Before sunlight stirs the little ones, Mary stokes the wood-burning range while John completes the morning chores with the boys. Children’s voices fill Mary’s day. Eva, Lizzie, and Leila help roll out dough for loaves and biscuits from wheat and corn ground in the Lenderman’s mill. Her summer kitchen is alive with the garden’s harvest. Glass jars filled with summer green beans, okra, corn kernels, peaches, plums, sweet corn, sweet peppers, tomatoes, jellies, and jams sparkle on her pantry shelves. On wash day, the boys build a wood fire a distance from the house and then haul water from the well to spill into two large tubs. One is set on the coals to boil; the other is for the rinse. Mary makes cake soap from lard and lye, and with her strong hands and arms, she scrubs the clothes on her wood and rippled glass washboard. Until she can modernize with soap powder and a wooden washing machine equipped with a mangle, she twists the heavy, wet clothes in her strong hands and plunges them into the tub of cold water. She twists them again and hangs them between two wooden poles to dry.
Wow, your stories take me back to those old days....vivid details and lovely descriptions. My Gram had a wringer washer in the basement of her rented house on Walnut Street in Des Moines, IA. Sometimes she got her hand caught in the wringer, so I never helped her. I remember the fresh, sunny scent of dried laundry and crisp, clean cotton sheets.
How times have changed! My friend, Tom, hung quilts outside on the line here in the Hamptons and someone reported him to the town, as this is not allowed! Imagine.

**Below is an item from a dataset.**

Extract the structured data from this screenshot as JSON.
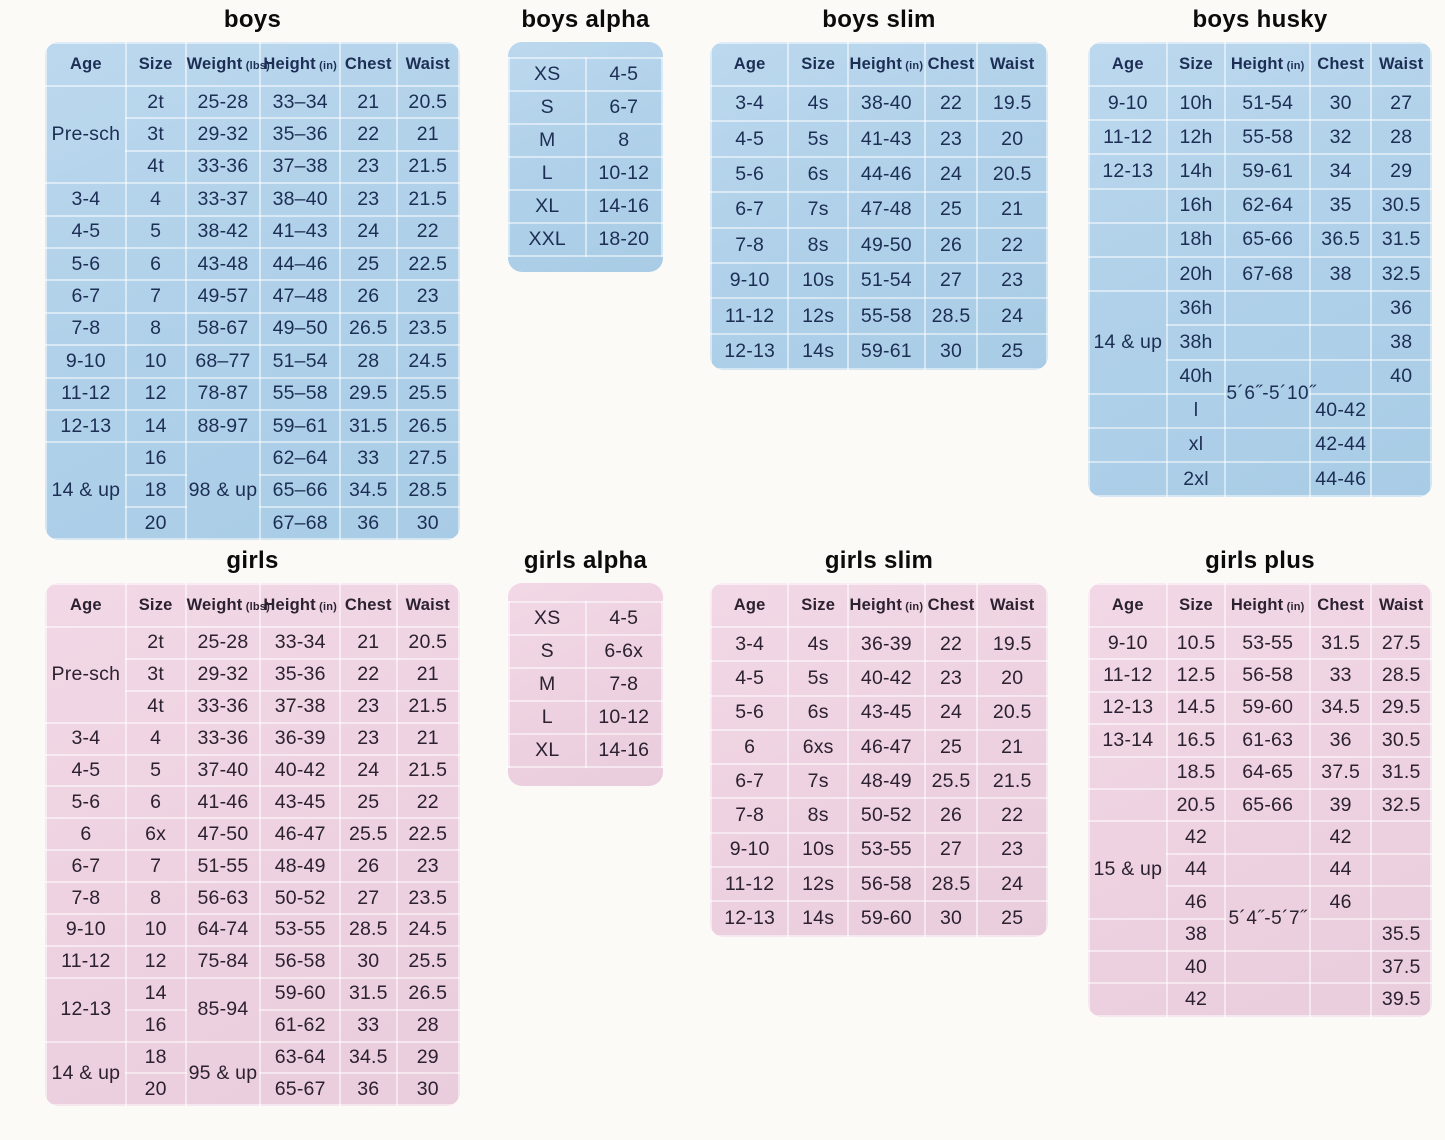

I never met my maternal great-grandmother, but Gram was one of 14 kids. I never had aunts, uncles, or cousins, as both my parents were only children, but often spent time out in the Iowa countryside visiting great aunts and uncles and my mother's many cousins. Gram was not the youngest of the brood, but she was the last to die and felt so lonely after all her siblings were gone. Now I can understand her feelings as my most of my maternal relatives are gone, too.
Wonderfully enticing with lovely details and unforgettable images.